Thursday, January 09, 2014

"From Enemy Territory" by Mladen Vuksanovic [7]

So It Was Foreseeable: Afterword by Roman Arens and Christiane Schlotzer-Scotland

This brief afterword first establishes a fact which Bosnian revisionists have been trying to deny ever since the war first broke out--that the bloodshed in the Bosnian war was the product of deliberate planning. This diary is an eyewitness account of the early stages of the genocidal war which would engulf the country. Vuksanovic's diary stands as a witness to the ground-level implementation of a well-planned, if morally bankrupt, dismantling of a multinational society in the service of fascism.

"Power interests were the aim, ethnically grounded hysteria was the motor leading to this aim."

This basic point--that "ethnic hatred" was a tool of those who caused the war rather than the cause itself, is the central fact one must grasp in order to understand the war in Bosnia.
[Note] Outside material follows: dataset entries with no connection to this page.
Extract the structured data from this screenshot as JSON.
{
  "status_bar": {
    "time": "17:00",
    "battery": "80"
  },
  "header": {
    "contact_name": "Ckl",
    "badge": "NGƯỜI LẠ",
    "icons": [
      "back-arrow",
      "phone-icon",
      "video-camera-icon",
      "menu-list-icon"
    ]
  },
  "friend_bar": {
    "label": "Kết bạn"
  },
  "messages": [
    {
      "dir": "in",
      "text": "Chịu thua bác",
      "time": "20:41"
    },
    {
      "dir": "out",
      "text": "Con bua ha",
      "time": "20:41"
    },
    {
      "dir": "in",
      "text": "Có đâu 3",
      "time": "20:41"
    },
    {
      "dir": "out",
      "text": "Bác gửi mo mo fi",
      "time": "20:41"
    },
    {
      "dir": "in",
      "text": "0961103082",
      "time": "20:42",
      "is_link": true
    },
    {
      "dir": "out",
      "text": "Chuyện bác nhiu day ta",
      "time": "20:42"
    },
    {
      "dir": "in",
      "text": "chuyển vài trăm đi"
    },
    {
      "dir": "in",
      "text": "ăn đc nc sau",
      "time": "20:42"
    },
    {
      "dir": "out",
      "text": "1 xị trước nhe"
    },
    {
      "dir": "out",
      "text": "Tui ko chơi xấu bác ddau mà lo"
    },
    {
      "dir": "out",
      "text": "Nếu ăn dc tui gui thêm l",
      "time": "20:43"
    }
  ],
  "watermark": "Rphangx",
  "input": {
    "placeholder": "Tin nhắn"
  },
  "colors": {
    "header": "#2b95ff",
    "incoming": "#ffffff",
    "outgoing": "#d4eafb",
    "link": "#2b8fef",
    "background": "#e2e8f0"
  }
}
And all the prevarication and dissembling in the world cannot match the clarity and directness of this document.

The afterword ends with a brief explanation of how the diary came to be translated (into German) and published--a chance encounter between Vuksanovic and a publisher named Nenad Popovic, who was also involved with the German organization Journalists help Journalists. Given how often Vuksanovic railed against his former colleagues in the field who turned to nationalistic propagandizing and lying, this connection is especially apt.

In the end, there isn't much else for me to say about this book. It is intensely moving and unforgettable. It deserves to be better known; a lonely and desperate witness to evil by a man who refused to surrender his moral sense to the tidal wave of madness and hate that destroyed the town he loved and the country it was in.

1 comment:

Owen said...

Thanks, Kirk. Your summary has given us a brief glimpse of what it must have been like in Pale during a period when time must have felt as though it was moving forward at a snail's pace. You've communicated very forcefully the impact of this account of a slow-motion landslide carrying away the fabric of an ordinary family's everyday life.